7        Le 10 juillet 2017, M. W., secrétaire général adjoint du Parlement, a envoyé une lettre aux requérants les informant que le président de cette même institution lui avait demandé de « leur notifier sa décision sur l’application de l’annexe II du règlement intérieur concernant la recevabilité des questions avec demande de réponse écrite (article 130) » (ci-après la « lettre du 10 juillet 2017 »). En particulier, les deuxième et troisième paragraphes de ladite lettre étaient libellés comme suit :

« Votre question P‑003358/17 a été considérée comme outrepassant la compétence et le domaine de responsabilité du Conseil, eu égard au fait que la procédure pour l’élection du président du Conseil européen repose sur la seule compétence du Conseil européen. De plus, cette question écrite ne peut pas être adressée au président du Conseil européen, étant donné qu’il ne répond qu’à des questions concernant ses propres activités politiques (voir annexe I, telle que notifiée aux membres du Parlement le 20 juillet 2011).

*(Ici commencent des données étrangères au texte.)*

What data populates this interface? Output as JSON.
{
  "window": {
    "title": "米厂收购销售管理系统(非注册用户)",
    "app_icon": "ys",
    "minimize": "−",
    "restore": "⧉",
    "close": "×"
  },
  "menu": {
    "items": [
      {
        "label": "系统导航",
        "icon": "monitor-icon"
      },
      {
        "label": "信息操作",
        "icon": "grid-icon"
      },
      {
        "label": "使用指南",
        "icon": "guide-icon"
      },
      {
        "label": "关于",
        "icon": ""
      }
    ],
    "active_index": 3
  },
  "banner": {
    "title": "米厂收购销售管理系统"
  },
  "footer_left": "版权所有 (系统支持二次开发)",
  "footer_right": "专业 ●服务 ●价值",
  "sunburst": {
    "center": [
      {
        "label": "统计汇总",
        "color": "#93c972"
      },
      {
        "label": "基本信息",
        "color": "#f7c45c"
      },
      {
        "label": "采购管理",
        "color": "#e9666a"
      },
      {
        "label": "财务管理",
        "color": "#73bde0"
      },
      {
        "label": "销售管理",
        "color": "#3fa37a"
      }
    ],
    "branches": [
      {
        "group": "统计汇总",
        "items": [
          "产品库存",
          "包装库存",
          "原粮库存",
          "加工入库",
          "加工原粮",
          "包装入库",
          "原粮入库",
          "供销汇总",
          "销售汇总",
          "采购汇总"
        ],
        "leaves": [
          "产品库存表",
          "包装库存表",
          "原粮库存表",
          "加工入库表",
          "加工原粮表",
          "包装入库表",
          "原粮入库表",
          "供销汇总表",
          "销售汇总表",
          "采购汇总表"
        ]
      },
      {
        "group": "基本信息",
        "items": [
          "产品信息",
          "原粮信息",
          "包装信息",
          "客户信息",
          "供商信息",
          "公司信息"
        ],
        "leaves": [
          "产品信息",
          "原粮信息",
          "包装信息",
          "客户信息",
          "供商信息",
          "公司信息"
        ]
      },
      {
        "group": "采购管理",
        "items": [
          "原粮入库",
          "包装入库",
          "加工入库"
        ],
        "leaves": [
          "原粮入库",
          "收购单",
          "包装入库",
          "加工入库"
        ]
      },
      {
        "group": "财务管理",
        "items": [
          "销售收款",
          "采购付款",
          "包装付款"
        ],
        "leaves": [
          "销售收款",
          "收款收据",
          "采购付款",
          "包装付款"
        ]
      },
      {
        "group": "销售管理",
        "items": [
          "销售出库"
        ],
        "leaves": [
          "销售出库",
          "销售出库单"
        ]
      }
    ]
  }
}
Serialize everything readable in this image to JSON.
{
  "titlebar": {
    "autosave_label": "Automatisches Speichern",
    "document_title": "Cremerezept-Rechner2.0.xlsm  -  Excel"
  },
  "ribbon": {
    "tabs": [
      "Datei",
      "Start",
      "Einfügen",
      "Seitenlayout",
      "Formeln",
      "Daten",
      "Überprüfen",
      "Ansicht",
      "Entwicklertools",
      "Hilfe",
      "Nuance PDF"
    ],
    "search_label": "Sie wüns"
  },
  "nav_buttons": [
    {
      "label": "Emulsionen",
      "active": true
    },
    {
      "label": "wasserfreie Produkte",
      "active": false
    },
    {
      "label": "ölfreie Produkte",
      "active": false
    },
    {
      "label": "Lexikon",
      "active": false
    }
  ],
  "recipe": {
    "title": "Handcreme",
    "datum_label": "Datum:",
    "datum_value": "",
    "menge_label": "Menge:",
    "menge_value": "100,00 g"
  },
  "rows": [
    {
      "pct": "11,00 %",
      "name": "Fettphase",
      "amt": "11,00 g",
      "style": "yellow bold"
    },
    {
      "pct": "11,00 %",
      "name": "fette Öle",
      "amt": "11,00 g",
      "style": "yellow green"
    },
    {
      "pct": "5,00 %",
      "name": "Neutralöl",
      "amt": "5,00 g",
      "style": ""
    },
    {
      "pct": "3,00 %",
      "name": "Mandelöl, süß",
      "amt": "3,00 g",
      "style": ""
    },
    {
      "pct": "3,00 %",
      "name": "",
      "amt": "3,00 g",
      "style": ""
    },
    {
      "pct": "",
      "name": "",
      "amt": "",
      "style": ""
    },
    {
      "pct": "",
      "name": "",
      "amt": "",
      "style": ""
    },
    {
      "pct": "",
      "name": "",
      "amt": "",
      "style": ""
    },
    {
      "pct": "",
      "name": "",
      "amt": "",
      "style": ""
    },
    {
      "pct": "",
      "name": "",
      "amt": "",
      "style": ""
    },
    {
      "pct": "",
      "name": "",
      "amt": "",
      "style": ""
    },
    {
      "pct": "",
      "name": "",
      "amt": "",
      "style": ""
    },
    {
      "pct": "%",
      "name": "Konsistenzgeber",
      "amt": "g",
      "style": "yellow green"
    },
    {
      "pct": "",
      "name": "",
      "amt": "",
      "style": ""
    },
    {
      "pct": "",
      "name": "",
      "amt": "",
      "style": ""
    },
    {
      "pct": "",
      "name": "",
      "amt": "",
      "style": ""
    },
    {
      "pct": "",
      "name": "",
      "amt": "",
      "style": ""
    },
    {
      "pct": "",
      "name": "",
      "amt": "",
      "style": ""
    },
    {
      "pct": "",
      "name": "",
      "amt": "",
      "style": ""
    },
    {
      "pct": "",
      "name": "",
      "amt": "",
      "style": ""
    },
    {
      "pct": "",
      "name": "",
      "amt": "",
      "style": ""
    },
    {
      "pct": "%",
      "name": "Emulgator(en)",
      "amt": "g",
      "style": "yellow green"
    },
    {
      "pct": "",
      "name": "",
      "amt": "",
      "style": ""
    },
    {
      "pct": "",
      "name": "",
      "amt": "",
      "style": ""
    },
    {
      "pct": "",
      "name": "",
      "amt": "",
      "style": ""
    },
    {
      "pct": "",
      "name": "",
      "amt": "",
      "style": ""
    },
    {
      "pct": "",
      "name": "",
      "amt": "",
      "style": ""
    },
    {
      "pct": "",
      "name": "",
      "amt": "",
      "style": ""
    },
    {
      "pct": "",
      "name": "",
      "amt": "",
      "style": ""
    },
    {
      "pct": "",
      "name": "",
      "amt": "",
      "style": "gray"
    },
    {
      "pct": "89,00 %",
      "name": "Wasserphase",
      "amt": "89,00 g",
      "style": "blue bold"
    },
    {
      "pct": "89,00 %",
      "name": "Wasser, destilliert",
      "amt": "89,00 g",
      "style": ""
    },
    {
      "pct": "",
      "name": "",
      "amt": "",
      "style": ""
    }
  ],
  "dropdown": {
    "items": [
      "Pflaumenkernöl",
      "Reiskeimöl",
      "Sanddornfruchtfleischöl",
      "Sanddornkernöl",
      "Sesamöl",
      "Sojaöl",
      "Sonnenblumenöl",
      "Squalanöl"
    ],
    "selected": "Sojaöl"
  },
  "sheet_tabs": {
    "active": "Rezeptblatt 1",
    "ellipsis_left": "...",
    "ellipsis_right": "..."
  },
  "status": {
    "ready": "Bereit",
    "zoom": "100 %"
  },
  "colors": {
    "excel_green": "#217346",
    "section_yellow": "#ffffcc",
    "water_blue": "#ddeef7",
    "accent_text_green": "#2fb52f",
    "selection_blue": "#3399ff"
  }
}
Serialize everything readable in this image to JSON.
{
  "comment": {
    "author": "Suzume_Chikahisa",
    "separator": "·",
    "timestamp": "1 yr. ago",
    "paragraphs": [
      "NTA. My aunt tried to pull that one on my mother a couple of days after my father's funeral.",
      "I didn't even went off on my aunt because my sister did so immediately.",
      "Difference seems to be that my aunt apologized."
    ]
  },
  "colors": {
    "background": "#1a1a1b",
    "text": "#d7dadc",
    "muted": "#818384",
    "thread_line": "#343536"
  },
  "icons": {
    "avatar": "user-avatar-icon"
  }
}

Partant, le président [du Parlement] la considère comme irrecevable. »

8        Le 26 octobre 2017, les requérants ont chacun envoyé une invitation à agir au président du Parlement au titre de l’article 265, deuxième alinéa, TFUE. En particulier, ils l’ont invité à « transmettre au [Conseil], dans un délai de deux mois à compter de la réception [desdites invitations], la question écrite no P‑003358/17 [...] et à adopter toutes les mesures juridiques visant à garantir la mise en œuvre effective du droit des députés […] à poser la question écrite susmentionnée ».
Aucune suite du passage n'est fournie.